State Street Global Advisors has acquired a minority stake in Coller Capital, the London-based secondaries specialist managing approximately $28 billion across private equity and credit portfolios. The transaction, announced without pricing, marks SSGA's first structural investment in a dedicated secondaries platform as institutional allocators confront extended hold periods in vintage 2018-2021 funds.
Coller Capital, founded in 1990 by Jeremy Coller, has deployed capital across 165 funds in the secondary market, where limited partners sell fund stakes before maturity. The firm completed its ninth flagship fund at $9.5 billion in 2022, making it one of three secondaries managers globally with committed capital above $9 billion. Coller operates from London, New York, and Hong Kong, with a 90-person investment team that processed $4.2 billion in secondary transactions during 2023. State Street did not disclose its ownership percentage or valuation multiple.
The move follows a visible pattern. Institutional portfolios allocated 14-18% to private markets between 2019 and 2021, chasing returns as public equities compressed. Those commitments are now underwater or illiquid, and capital call schedules remain active. Secondaries volume reached $132 billion in 2023, according to Jefferies, a 23% increase year-over-year. The bid-ask spread on GP-led continuation vehicles has tightened to 8-12% versus 15-20% in 2022, signaling price discovery is stabilizing. SSGA gains immediate access to deal flow without building origination infrastructure or hiring a 40-person secondary team. Coller retains operational independence, and SSGA's $4.1 trillion in assets under management provides balance-sheet credibility for co-investment opportunities.
What matters for allocators: this is distribution strategy, not product innovation. SSGA will embed Coller's secondaries offerings into its institutional client solutions, targeting the 320 U.S. public pension plans and 85 sovereign wealth funds already in its client base. Those entities are overweight private equity by 200-400 basis points relative to policy targets, according to Preqin data through Q4 2024. Secondaries offer a liquidity alternative without triggering full portfolio liquidation or accepting fire-sale pricing on direct stakes. The transaction also confirms that large asset managers view secondaries infrastructure as a competitive requirement, not an ancillary product line. Blackstone, Goldman Sachs, and Ares have all scaled secondaries capabilities above $15 billion in the past 18 months through acquisition or internal build-out.

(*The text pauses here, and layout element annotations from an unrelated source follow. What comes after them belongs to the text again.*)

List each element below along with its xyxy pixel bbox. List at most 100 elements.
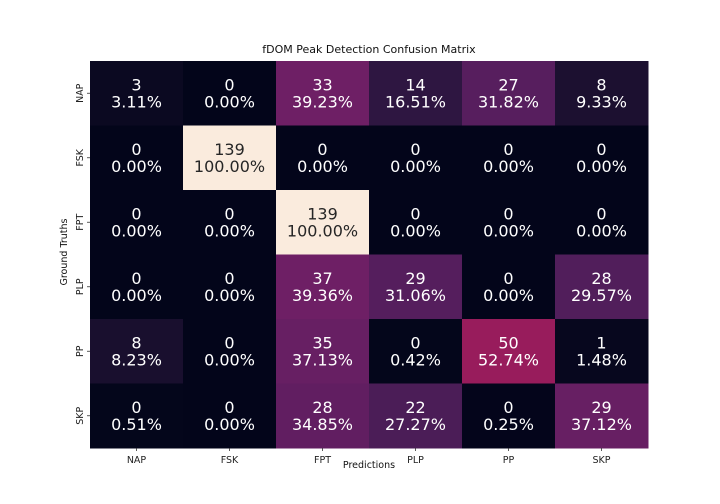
- heatmap-cell-plp-fsk: [183, 254, 277, 320]
- cell-percent-label: 8.23%: [111, 350, 162, 369]
- heatmap-cell-fpt-nap: [90, 190, 184, 255]
- cell-count-label: 22: [405, 398, 425, 417]
- cell-count-label: 0: [410, 333, 420, 352]
- cell-count-label: 0: [503, 269, 513, 288]
- cell-count-label: 0: [131, 140, 141, 159]
- x-tick-label-plp: PLP: [407, 455, 424, 466]
- heatmap-cell-fsk-plp: [369, 125, 463, 191]
- cell-percent-label: 39.23%: [292, 92, 353, 111]
- heatmap-cell-fsk-skp: [555, 125, 649, 191]
- heatmap-cell-skp-skp: [555, 383, 649, 449]
- chart-title: fDOM Peak Detection Confusion Matrix: [262, 43, 476, 56]
- heatmap-cell-nap-fpt: [276, 61, 370, 126]
- cell-percent-label: 0.00%: [111, 221, 162, 240]
- cell-percent-label: 37.13%: [292, 350, 353, 369]
- cell-percent-label: 0.00%: [576, 157, 627, 176]
- cell-count-label: 0: [317, 140, 327, 159]
- cell-count-label: 50: [498, 333, 518, 352]
- heatmap-cell-pp-nap: [90, 319, 184, 384]
- x-tick-label-nap: NAP: [127, 455, 147, 466]
- heatmap-cell-fpt-fpt: [276, 190, 370, 255]
- cell-count-label: 8: [131, 333, 141, 352]
- cell-percent-label: 0.00%: [390, 157, 441, 176]
- cell-count-label: 0: [224, 204, 234, 223]
- y-tick-label-skp: SKP: [75, 406, 86, 424]
- cell-count-label: 0: [131, 204, 141, 223]
- heatmap-cell-pp-fpt: [276, 319, 370, 384]
- cell-count-label: 29: [591, 398, 611, 417]
- cell-count-label: 139: [307, 204, 338, 223]
- x-tick-labels: NAP FSK FPT PLP PP SKP: [127, 448, 611, 466]
- cell-count-label: 29: [405, 269, 425, 288]
- cell-percent-label: 0.00%: [297, 157, 348, 176]
- cell-percent-label: 0.00%: [204, 350, 255, 369]
- cell-count-label: 28: [312, 398, 332, 417]
- heatmap-cell-nap-nap: [90, 61, 184, 126]
- cell-count-label: 0: [503, 140, 513, 159]
- cell-percent-label: 3.11%: [111, 92, 162, 111]
- cell-percent-label: 52.74%: [478, 350, 539, 369]
- cell-count-label: 0: [224, 398, 234, 417]
- heatmap-cell-fpt-fsk: [183, 190, 277, 255]
- heatmap-cell-fpt-skp: [555, 190, 649, 255]
- cell-percent-label: 0.00%: [204, 221, 255, 240]
- cell-percent-label: 37.12%: [571, 415, 632, 434]
- heatmap-cell-skp-plp: [369, 383, 463, 449]
- cell-percent-label: 39.36%: [292, 286, 353, 305]
- x-tick-label-skp: SKP: [593, 455, 611, 466]
- cell-count-label: 0: [596, 140, 606, 159]
- cell-count-label: 0: [410, 140, 420, 159]
- cell-percent-label: 0.25%: [483, 415, 534, 434]
- heatmap-cell-pp-fsk: [183, 319, 277, 384]
- cell-count-label: 139: [214, 140, 245, 159]
- cell-percent-label: 1.48%: [576, 350, 627, 369]
- heatmap-cell-fsk-fsk: [183, 125, 277, 191]
- heatmap-cell-fpt-plp: [369, 190, 463, 255]
- y-tick-label-fsk: FSK: [75, 148, 86, 166]
- cell-percent-label: 16.51%: [385, 92, 446, 111]
- cell-count-label: 0: [503, 398, 513, 417]
- cell-percent-label: 9.33%: [576, 92, 627, 111]
- heatmap-cell-skp-pp: [462, 383, 556, 449]
- y-tick-label-pp: PP: [75, 345, 86, 357]
- cell-count-label: 0: [131, 398, 141, 417]
- cell-count-label: 0: [224, 75, 234, 94]
- cell-percent-label: 0.00%: [204, 92, 255, 111]
- cell-percent-label: 0.00%: [483, 286, 534, 305]
- cell-count-label: 0: [410, 204, 420, 223]
- cell-count-label: 0: [131, 269, 141, 288]
- heatmap-cell-plp-fpt: [276, 254, 370, 320]
- x-tick-label-fsk: FSK: [221, 455, 239, 466]
- heatmap-cell-pp-skp: [555, 319, 649, 384]
- heatmap-cell-fsk-nap: [90, 125, 184, 191]
- heatmap-cell-nap-pp: [462, 61, 556, 126]
- y-tick-labels: NAP FSK FPT PLP PP SKP: [75, 83, 90, 425]
- cell-count-label: 1: [596, 333, 606, 352]
- heatmap-cell-skp-fpt: [276, 383, 370, 449]
- cell-percent-label: 0.00%: [204, 415, 255, 434]
- cell-count-label: 8: [596, 75, 606, 94]
- x-tick-label-fpt: FPT: [314, 455, 331, 466]
- heatmap-cell-plp-skp: [555, 254, 649, 320]
- heatmap-cell-fsk-fpt: [276, 125, 370, 191]
- heatmap-cell-nap-fsk: [183, 61, 277, 126]
- y-tick-label-fpt: FPT: [75, 214, 86, 231]
- cell-percent-label: 31.06%: [385, 286, 446, 305]
- cell-count-label: 28: [591, 269, 611, 288]
- cell-count-label: 0: [224, 269, 234, 288]
- heatmap-cell-pp-plp: [369, 319, 463, 384]
- y-tick-label-nap: NAP: [75, 83, 86, 103]
- heatmap-cell-fpt-pp: [462, 190, 556, 255]
- cell-percent-label: 29.57%: [571, 286, 632, 305]
- cell-count-label: 27: [498, 75, 518, 94]
- heatmap-cell-skp-nap: [90, 383, 184, 449]
- cell-percent-label: 31.82%: [478, 92, 539, 111]
- cell-count-label: 3: [131, 75, 141, 94]
- heatmap-cell-pp-pp: [462, 319, 556, 384]
- heatmap-cell-plp-nap: [90, 254, 184, 320]
- cell-percent-label: 0.00%: [483, 221, 534, 240]
- cell-percent-label: 100.00%: [287, 221, 358, 240]
- heatmap-cell-skp-fsk: [183, 383, 277, 449]
- cell-percent-label: 0.00%: [204, 286, 255, 305]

Operators should track three developments in the next 90-120 days: continuation fund volume in the $500 million-plus range, Coller's capital deployment pace from its $9.5 billion Fund IX, and whether SSGA structures a co-mingled secondary fund vehicle for sub-institutional allocators. If continuation funds exceed $45 billion in Q1 2025, the bid-ask spread will compress further, and entry multiples on secondary purchases will rise above 88-92 cents on the dollar. That narrows the arbitrage window.
Coller's portfolio now sits inside a $4.1 trillion distribution engine with fiduciary relationships across 87 countries. The firm last raised capital in 2022. The next fundraise will test whether SSGA's client base converts to committed capital.